Decosta: “I don’t know about a first-round pick, because I just don’t see that player there for us. But as we get into the second round, third round, fourth round, we’re going to look at the best players. And if the best player happens to be a running back — I mean, let’s face it: We run the ball more than most teams do. … So if the right guy falls, we will certainly strike.”

Verdict: Slightly bluffing. The Ravens’ running back room is a work in progress. Harbaugh said at the NFL owners meetings last week that J.K. Dobbins and Gus Edwards could start training camp on the physically-unable-to-perform list as they work their way back from knee operations. Justice Hill is returning from a torn Achilles tendon. Ty’Son Williams struggled to distinguish himself after a promising start.

But even with the Ravens’ run-heavy approach, it’s hard to imagine DeCosta valuing a top running back in the second round over a top offensive tackle, edge rusher or cornerback. Teams find starting-caliber running backs year after year in the later rounds of the draft. Edwards wasn’t even drafted. The Ravens’ injury situation has made running back a need this offseason, but not a major one.
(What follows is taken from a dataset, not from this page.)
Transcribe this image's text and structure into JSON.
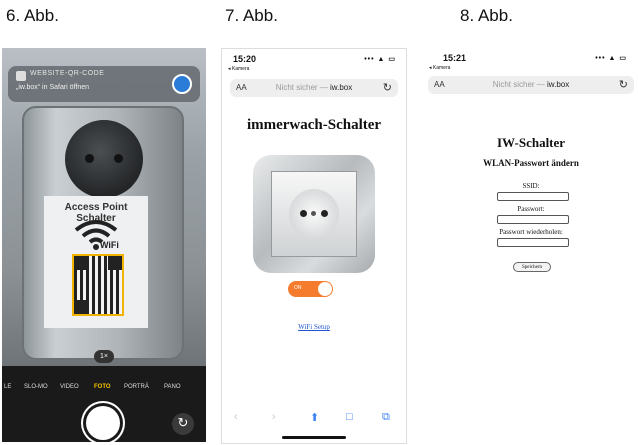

Is this draft deeper than previous ones?

DeCosta: “I think the last couple years, we’ve had more guys. I don’t know if our scouts were more optimistic or [whether] it was just more players. But we have approximately … 180 players, I think, give or take, on the front board that we think are draftable players for the Ravens. That number will probably be somewhere between 170-195 players when it’s all said and done.”

Verdict: Probably bluffing. Consider that, just a few minutes earlier, Hortiz had called it a “pretty deep draft,” citing the number of players who’d taken advantage of their extra year of NCAA eligibility to improve their draft stock. “When you look at our board, the volume of players on our board compared to previous boards, it’s probably a little bit higher,” Hortiz said.


The Ravens have been thinking about this draft “for the last year,” according to DeCosta, who made three trades during or after the 2021 draft to acquire later-round picks in the 2022 draft. Even if there are fewer bona fide prospects in the later rounds than expected, the Ravens should find great value in the fourth round, where they have five selections.